Utility of Streptococcal Rapid Antigen Detection Test in Children with Acute Pharyngitis.
- Author:
Ki Hyun LIM
1
;
Woo Jin CHOI
;
Mi Jin KIM
;
Young Ho KIM
;
Ji A JUNG
;
Seung YANG
;
Il Tae HWANG
;
Hae Ran LEE
Author Information
1. Department of Pediatrics, Hallym University College of Medicine, Seoul, Korea. drran@hallym.or.kr
- Publication Type:Original Article
- Keywords:
Rapid antigen detection test;
Streptococcus;
Pharyngitis
- MeSH:
Anti-Bacterial Agents;
Child*;
Exanthema;
Exudates and Transudates;
Fever;
Heart;
Humans;
Pediatrics;
Pharyngitis*;
Pharynx;
Prevalence;
Sensitivity and Specificity;
Streptococcus
- From:Pediatric Allergy and Respiratory Disease
2006;16(1):57-65
- CountryRepublic of Korea
- Language:Korean
-
Abstract:
PURPOSE: The purpose of this study was to evaluate the utility of rapid antigen detection test for group A streptococci in children with acute pharyngitis.

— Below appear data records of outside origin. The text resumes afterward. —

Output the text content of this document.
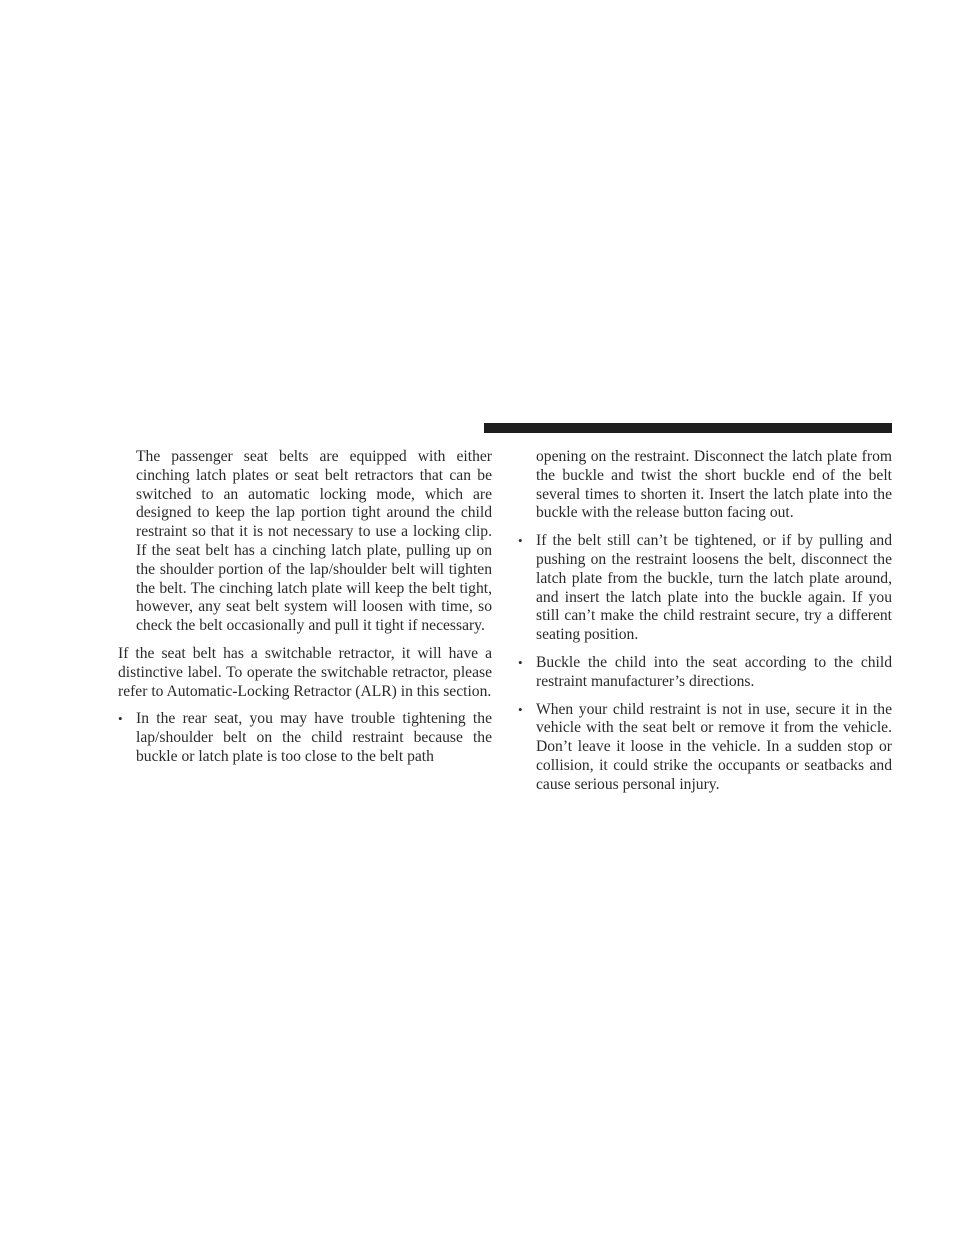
The passenger seat belts are equipped with either cinching latch plates or seat belt retractors that can be switched to an automatic locking mode, which are designed to keep the lap portion tight around the child restraint so that it is not necessary to use a locking clip. If the seat belt has a cinching latch plate, pulling up on the shoulder portion of the lap/shoulder belt will tighten the belt. The cinching latch plate will keep the belt tight, however, any seat belt system will loosen with time, so check the belt occasionally and pull it tight if necessary.

If the seat belt has a switchable retractor, it will have a distinctive label. To operate the switchable retractor, please refer to Automatic-Locking Retractor (ALR) in this section.

• In the rear seat, you may have trouble tightening the lap/shoulder belt on the child restraint because the buckle or latch plate is too close to the belt path

opening on the restraint. Disconnect the latch plate from the buckle and twist the short buckle end of the belt several times to shorten it. Insert the latch plate into the buckle with the release button facing out.

• If the belt still can’t be tightened, or if by pulling and pushing on the restraint loosens the belt, disconnect the latch plate from the buckle, turn the latch plate around, and insert the latch plate into the buckle again. If you still can’t make the child restraint secure, try a different seating position.
• Buckle the child into the seat according to the child restraint manufacturer’s directions.
• When your child restraint is not in use, secure it in the vehicle with the seat belt or remove it from the vehicle. Don’t leave it loose in the vehicle. In a sudden stop or collision, it could strike the occupants or seatbacks and cause serious personal injury.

METHODS: Seventy children with acute pharyngitis enrolled the study, who visited the Department of Pediatrics, Kangdong Sacred Heart Hospital, Hallym Medical Center from September 2004 to August 2005. The presence of clinical features such as tonsillar exudates, fever, scarletiniform rash and previous antibiotic use were evaluated and throat swab culture, rapid antigen detection test for group A Streptococci, CBC, ASO, and CRP were performed. RESULTS: Among 70 children with acute pharyngitis, the prevalence of group A beta-hemolytic Streptococcus by throat swab culture and rapid antigen detection test was 14(20.0 %) and 22(31.4%), respectively. The sensitivity of the rapid antigen detection test was 78.6 %, specificity was 80.4%, the positive predictive value was 50.0% and the negative predictive value was 93.8%. The positivity of the throat swab culture and rapid antigen detection test showed no signigicant differences according to the presence of the clinical symptoms except scarletiniform rash. Laboratory data such as CBC, ASO or CRP proved not valuable to predict the positivity of the throat swab culture and/or rapid antigen detection test for group A Streptococcus. There was a tendency of negative throat swab culture and positive rapid antigen detection test in cases of previous antibiotic use. CONCLUSION: The rapid antigen detection test can be a useful diagnostic tool for early detection of the group A Streptococcus in children with acute pharyngitis and can be helpful for the clinician to reduce the inappropriate use of antibiotics.